Using an adeno-associated viral vector to deliver the V1aR gene, we increased the density of V1aR binding in the ventral pallial region of male prairie voles. These males exhibited
increased levels of both anxiety and affiliative behavior
compared with control males. In addition, males overexpressing the V1aR in the ventral pallidal region, but not control males, formed strong partner preferences after an overnight cohabitation, without mating, with a female.
These data demonstrate a role for
V1aR in affiliation and social attachment and provide a potential molecular mechanism for species differences in social organization.
There is a link here, then – with low anxiety males showing higher aggression – higher anxiety is linked to affiliative behavior – cooperation, I guess, sustaining social attachment
Ditzen et al 2008
Article – Switzerland
Adult attachment and social support
I used to think that I couldn’t tell the difference between feeling pain in a present relationship and pain that comes from the past.

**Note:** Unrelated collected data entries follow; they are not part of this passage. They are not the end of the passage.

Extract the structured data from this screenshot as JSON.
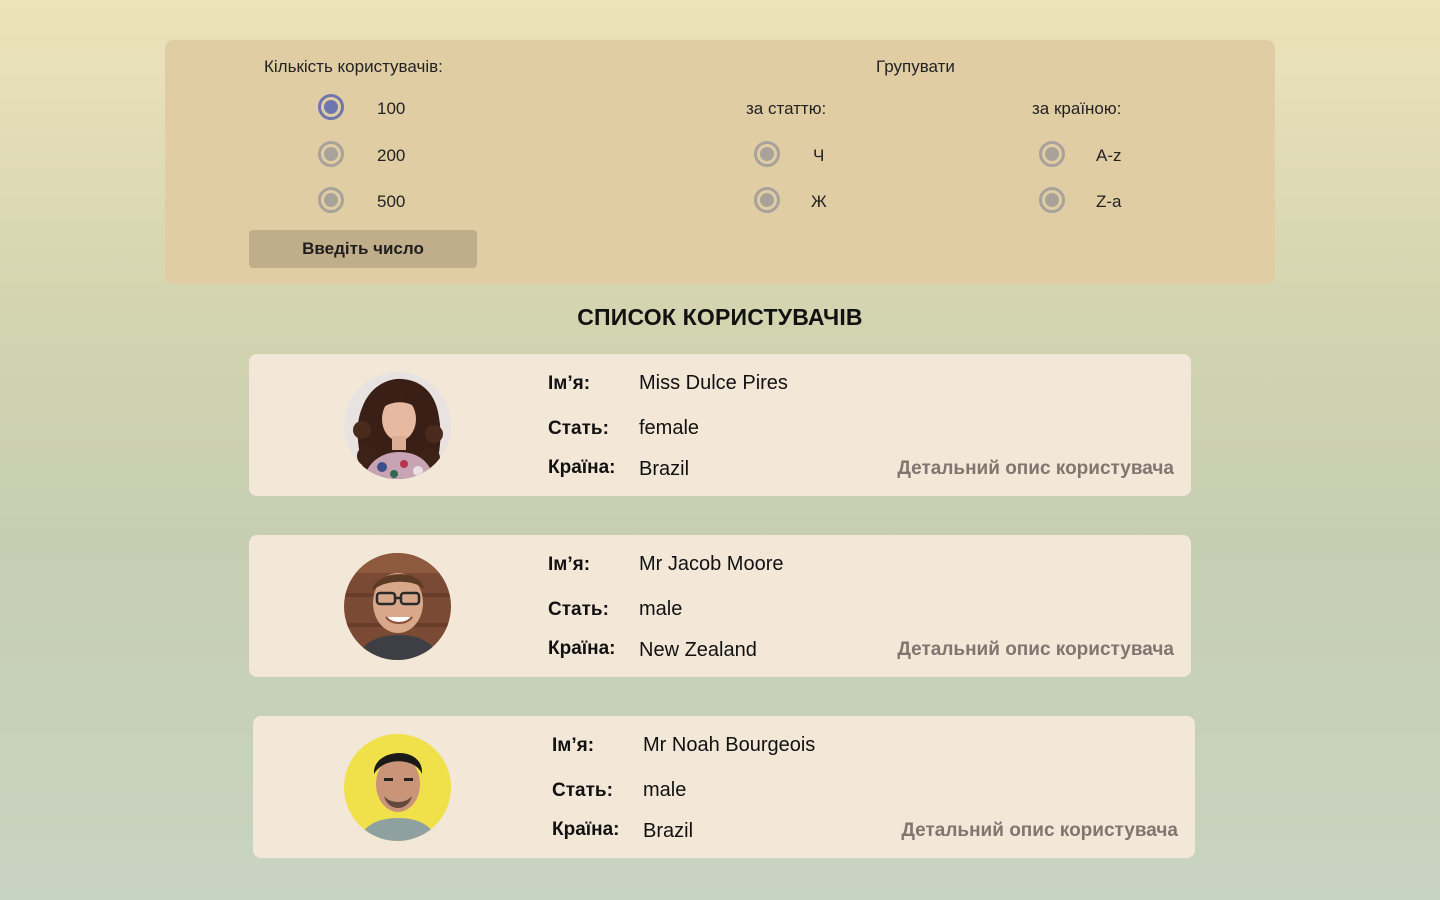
{
  "filters": {
    "count_title": "Кількість користувачів:",
    "count_options": [
      "100",
      "200",
      "500"
    ],
    "selected_count": "100",
    "enter_number_button": "Введіть число",
    "group_title": "Групувати",
    "gender_title": "за статтю:",
    "gender_options": [
      "Ч",
      "Ж"
    ],
    "country_title": "за країною:",
    "country_options": [
      "A-z",
      "Z-a"
    ]
  },
  "list_title": "СПИСОК КОРИСТУВАЧІВ",
  "labels": {
    "name": "Ім’я:",
    "gender": "Стать:",
    "country": "Країна:",
    "detail_link": "Детальний опис користувача"
  },
  "users": [
    {
      "name": "Miss Dulce Pires",
      "gender": "female",
      "country": "Brazil",
      "avatar": "woman-curly-hair-photo"
    },
    {
      "name": "Mr Jacob Moore",
      "gender": "male",
      "country": "New Zealand",
      "avatar": "man-glasses-photo"
    },
    {
      "name": "Mr Noah Bourgeois",
      "gender": "male",
      "country": "Brazil",
      "avatar": "man-yellow-background-photo"
    }
  ],
  "colors": {
    "panel": "#e0cda4",
    "card": "#f3e7d8",
    "radio_checked": "#6f75ad",
    "radio_unchecked": "#a8a29a",
    "link": "#7f7670"
  }
}
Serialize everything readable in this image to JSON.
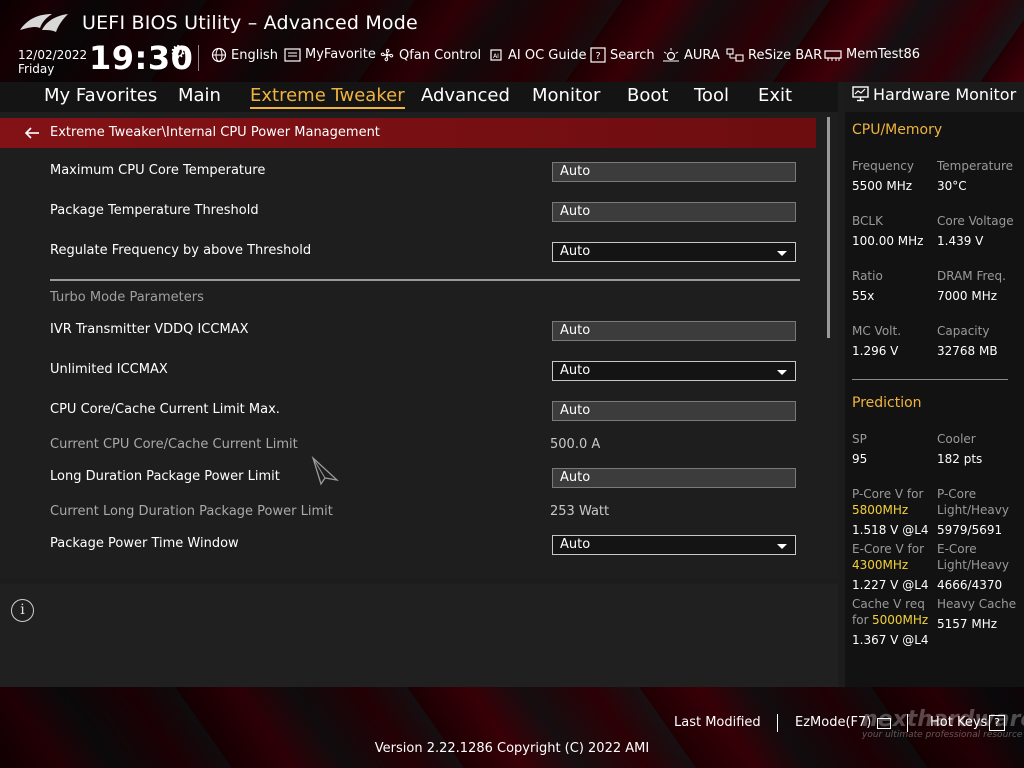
{
  "app": {
    "title": "UEFI BIOS Utility – Advanced Mode"
  },
  "clock": {
    "date": "12/02/2022",
    "day": "Friday",
    "time": "19:30"
  },
  "toolbar": [
    {
      "label": "English",
      "icon": "globe-icon"
    },
    {
      "label": "MyFavorite",
      "icon": "favorite-icon"
    },
    {
      "label": "Qfan Control",
      "icon": "fan-icon"
    },
    {
      "label": "AI OC Guide",
      "icon": "ai-icon"
    },
    {
      "label": "Search",
      "icon": "search-icon"
    },
    {
      "label": "AURA",
      "icon": "aura-icon"
    },
    {
      "label": "ReSize BAR",
      "icon": "resize-bar-icon"
    },
    {
      "label": "MemTest86",
      "icon": "memtest-icon"
    }
  ],
  "menu": {
    "items": [
      "My Favorites",
      "Main",
      "Extreme Tweaker",
      "Advanced",
      "Monitor",
      "Boot",
      "Tool",
      "Exit"
    ],
    "active": "Extreme Tweaker"
  },
  "breadcrumb": "Extreme Tweaker\\Internal CPU Power Management",
  "settings": {
    "max_cpu_temp": {
      "label": "Maximum CPU Core Temperature",
      "value": "Auto"
    },
    "pkg_temp_threshold": {
      "label": "Package Temperature Threshold",
      "value": "Auto"
    },
    "regulate_freq": {
      "label": "Regulate Frequency by above Threshold",
      "value": "Auto"
    },
    "turbo_section": "Turbo Mode Parameters",
    "ivr_vddq": {
      "label": "IVR Transmitter VDDQ ICCMAX",
      "value": "Auto"
    },
    "unlimited_iccmax": {
      "label": "Unlimited ICCMAX",
      "value": "Auto"
    },
    "core_cache_limit": {
      "label": "CPU Core/Cache Current Limit Max.",
      "value": "Auto"
    },
    "current_core_cache": {
      "label": "Current CPU Core/Cache Current Limit",
      "value": "500.0 A"
    },
    "long_dur_ppl": {
      "label": "Long Duration Package Power Limit",
      "value": "Auto"
    },
    "current_long_dur": {
      "label": "Current Long Duration Package Power Limit",
      "value": "253 Watt"
    },
    "pkg_time_window": {
      "label": "Package Power Time Window",
      "value": "Auto"
    }
  },
  "hardware_monitor": {
    "title": "Hardware Monitor",
    "cpu_memory": {
      "title": "CPU/Memory",
      "frequency": {
        "label": "Frequency",
        "value": "5500 MHz"
      },
      "temperature": {
        "label": "Temperature",
        "value": "30°C"
      },
      "bclk": {
        "label": "BCLK",
        "value": "100.00 MHz"
      },
      "core_voltage": {
        "label": "Core Voltage",
        "value": "1.439 V"
      },
      "ratio": {
        "label": "Ratio",
        "value": "55x"
      },
      "dram_freq": {
        "label": "DRAM Freq.",
        "value": "7000 MHz"
      },
      "mc_volt": {
        "label": "MC Volt.",
        "value": "1.296 V"
      },
      "capacity": {
        "label": "Capacity",
        "value": "32768 MB"
      }
    },
    "prediction": {
      "title": "Prediction",
      "sp": {
        "label": "SP",
        "value": "95"
      },
      "cooler": {
        "label": "Cooler",
        "value": "182 pts"
      },
      "pcore_v": {
        "label": "P-Core V for",
        "freq": "5800MHz",
        "value": "1.518 V @L4"
      },
      "pcore_lh": {
        "label1": "P-Core",
        "label2": "Light/Heavy",
        "value": "5979/5691"
      },
      "ecore_v": {
        "label": "E-Core V for",
        "freq": "4300MHz",
        "value": "1.227 V @L4"
      },
      "ecore_lh": {
        "label1": "E-Core",
        "label2": "Light/Heavy",
        "value": "4666/4370"
      },
      "cache_v": {
        "label1": "Cache V req",
        "label2": "for",
        "freq": "5000MHz",
        "value": "1.367 V @L4"
      },
      "heavy_cache": {
        "label": "Heavy Cache",
        "value": "5157 MHz"
      }
    }
  },
  "footer": {
    "last_modified": "Last Modified",
    "ezmode": "EzMode(F7)",
    "hotkeys": "Hot Keys",
    "hotkey_symbol": "?",
    "version": "Version 2.22.1286 Copyright (C) 2022 AMI"
  },
  "watermark": {
    "brand": "nexthardware",
    "tagline": "your ultimate professional resource"
  }
}
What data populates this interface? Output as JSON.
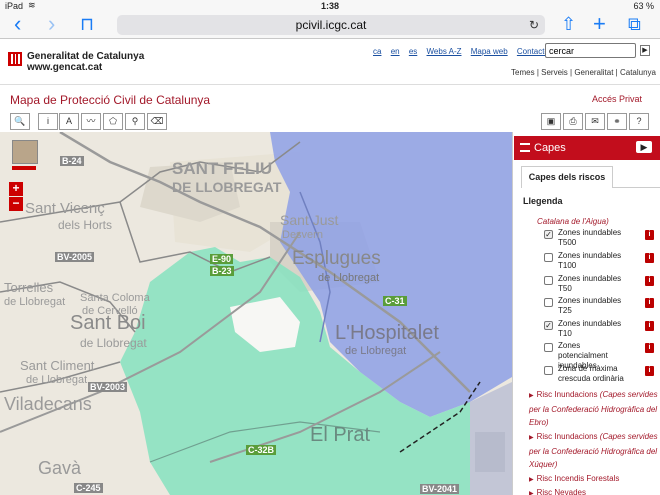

Now I wonder if having a severe insecure attachment disorder in the first place doesn’t carry with it a level of chronic pain that is as real and is possibly more painful when my attachment system is activated than what is going on in the relationship in the present. That “broken” attachment system pain is not in the past, it is in the present. So then the difficulty is still surviving the pain of the activated painful attachment system AND the pain from the relationship in the present. This isn’t “inner child” stuff. The attachment system is the ground zero for how my body IS in the world, every moment I am alive.